The government’s moves have been broader than merely removing barriers. The changes have been sweeping. Some of the reforms from the last several years include:

  • Increasing investment in higher education to 1.86% of national GDP;
  • The establishment of a university accreditation process through Consejo de Evaluacion Acreditacion y Aseguramemiento de la Calidad de la Educacion Superior (CEAASES);
  • A sharp increase in the number of scholarships available through SENESCYT, a raise in university salaries, and a slashing of interest rates on student loans, pushing them from 12% down to 4.6%;
  • Signing up to take part in the OECD’s international PISA tests for student assessment beginning in 2015;
  • Dozens of new or strengthened education agreements with countries as diverse as Australia, Canada, France, Germany, Malaysia, Mexico, South Korea, Spain, the Netherlands, the UK, and the US;
  • The establishment of four new public universities, with an accompanying plan to use one of those schools to anchor an internationally recognised city of knowledge in the Ecuadorian highlands.

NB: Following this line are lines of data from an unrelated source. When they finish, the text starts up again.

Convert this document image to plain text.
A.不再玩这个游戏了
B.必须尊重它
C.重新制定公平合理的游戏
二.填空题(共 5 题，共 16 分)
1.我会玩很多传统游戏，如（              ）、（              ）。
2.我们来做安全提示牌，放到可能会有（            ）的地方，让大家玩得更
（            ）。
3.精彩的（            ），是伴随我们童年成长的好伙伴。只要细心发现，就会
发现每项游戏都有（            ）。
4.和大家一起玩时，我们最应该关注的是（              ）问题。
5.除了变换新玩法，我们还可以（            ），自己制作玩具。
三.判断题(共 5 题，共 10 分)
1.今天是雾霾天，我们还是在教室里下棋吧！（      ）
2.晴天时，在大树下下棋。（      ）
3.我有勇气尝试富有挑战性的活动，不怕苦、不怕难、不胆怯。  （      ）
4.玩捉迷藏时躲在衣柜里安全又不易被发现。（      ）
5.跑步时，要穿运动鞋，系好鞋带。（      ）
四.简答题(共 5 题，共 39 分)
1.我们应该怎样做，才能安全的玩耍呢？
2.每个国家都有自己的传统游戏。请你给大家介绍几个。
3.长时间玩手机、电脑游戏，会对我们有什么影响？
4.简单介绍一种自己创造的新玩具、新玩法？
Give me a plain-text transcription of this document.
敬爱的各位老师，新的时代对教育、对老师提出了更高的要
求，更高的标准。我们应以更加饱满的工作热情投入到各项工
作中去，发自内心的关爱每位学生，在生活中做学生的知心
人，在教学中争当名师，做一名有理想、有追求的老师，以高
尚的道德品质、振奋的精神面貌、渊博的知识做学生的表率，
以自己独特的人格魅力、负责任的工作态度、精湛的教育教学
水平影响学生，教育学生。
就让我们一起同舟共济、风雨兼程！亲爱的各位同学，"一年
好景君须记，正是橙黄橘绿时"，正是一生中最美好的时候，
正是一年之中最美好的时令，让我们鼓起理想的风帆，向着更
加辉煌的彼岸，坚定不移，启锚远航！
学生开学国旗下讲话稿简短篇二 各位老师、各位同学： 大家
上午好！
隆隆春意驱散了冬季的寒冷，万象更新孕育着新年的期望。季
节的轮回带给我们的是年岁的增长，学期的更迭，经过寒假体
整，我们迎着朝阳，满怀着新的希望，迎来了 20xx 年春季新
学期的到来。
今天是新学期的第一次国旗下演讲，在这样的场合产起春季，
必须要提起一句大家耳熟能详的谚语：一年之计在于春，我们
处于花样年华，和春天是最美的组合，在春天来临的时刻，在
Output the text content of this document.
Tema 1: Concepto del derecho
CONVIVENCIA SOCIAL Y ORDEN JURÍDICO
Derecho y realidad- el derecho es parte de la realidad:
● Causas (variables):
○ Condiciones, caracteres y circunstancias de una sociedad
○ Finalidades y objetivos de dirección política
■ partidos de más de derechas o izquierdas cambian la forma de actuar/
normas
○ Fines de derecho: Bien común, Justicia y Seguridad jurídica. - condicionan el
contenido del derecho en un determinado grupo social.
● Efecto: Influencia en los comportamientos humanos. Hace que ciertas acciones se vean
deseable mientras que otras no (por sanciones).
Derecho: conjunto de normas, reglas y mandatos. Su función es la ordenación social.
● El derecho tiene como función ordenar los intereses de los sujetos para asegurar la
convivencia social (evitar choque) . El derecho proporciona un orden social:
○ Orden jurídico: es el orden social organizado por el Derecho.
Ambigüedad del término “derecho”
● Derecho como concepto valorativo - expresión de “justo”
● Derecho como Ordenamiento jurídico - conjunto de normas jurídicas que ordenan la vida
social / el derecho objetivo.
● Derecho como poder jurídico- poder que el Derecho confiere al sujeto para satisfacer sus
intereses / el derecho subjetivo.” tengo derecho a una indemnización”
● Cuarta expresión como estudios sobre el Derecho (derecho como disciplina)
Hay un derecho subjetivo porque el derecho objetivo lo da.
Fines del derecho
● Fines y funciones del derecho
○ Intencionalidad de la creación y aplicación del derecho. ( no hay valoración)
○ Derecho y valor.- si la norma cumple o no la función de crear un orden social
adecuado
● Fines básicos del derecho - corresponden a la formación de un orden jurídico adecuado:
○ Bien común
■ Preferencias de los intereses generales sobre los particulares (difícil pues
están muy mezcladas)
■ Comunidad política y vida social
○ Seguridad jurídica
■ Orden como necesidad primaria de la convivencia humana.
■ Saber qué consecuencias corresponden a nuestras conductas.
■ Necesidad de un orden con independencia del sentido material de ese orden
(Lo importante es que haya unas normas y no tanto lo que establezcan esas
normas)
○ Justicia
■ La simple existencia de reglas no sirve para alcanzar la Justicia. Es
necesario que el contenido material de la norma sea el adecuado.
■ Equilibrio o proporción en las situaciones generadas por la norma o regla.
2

The new city of knowledge is the key element of a carefully planned pivot away from a mining and banana exportation economy to a modern economy. The school there is called Yachay, and its focus is in five high growth areas – life sciences, IT, nanotechnology, energy, and petrochemicals – with the hope is that it can one day innovate alongside other global knowledge centres such as Silicon Valley.

Ecuador is also revamping its technical education sector with three new degrees. The government hopes to see 23% of Ecuadorian students electing to pursue technical education in disciplines such as fishing, transport, and tourism by 2016. In order to reach this percentage, the government will spend US$308 million building or improving 40 technical institutes across the country.

President Correa has explained that Ecuador is basing its future development on human talent and human knowledge, which he says are the only two sources of potential growth that cannot be limited by outside powers. All the moves made by his administration are designed to “promote the development of science, technology, and innovation in which the universities play a fundamental role.”

It has been a rocky road for Ecuador, whose 2008 constitution was its twentieth. The Correa government hopes education can be the key to long term stability, and the administration’s approval ratings at least suggest that the majority of the population is willing to show patience as current plans move forward. For educators and agents, this new stability represents the opportunity to form lasting partnerships in the country.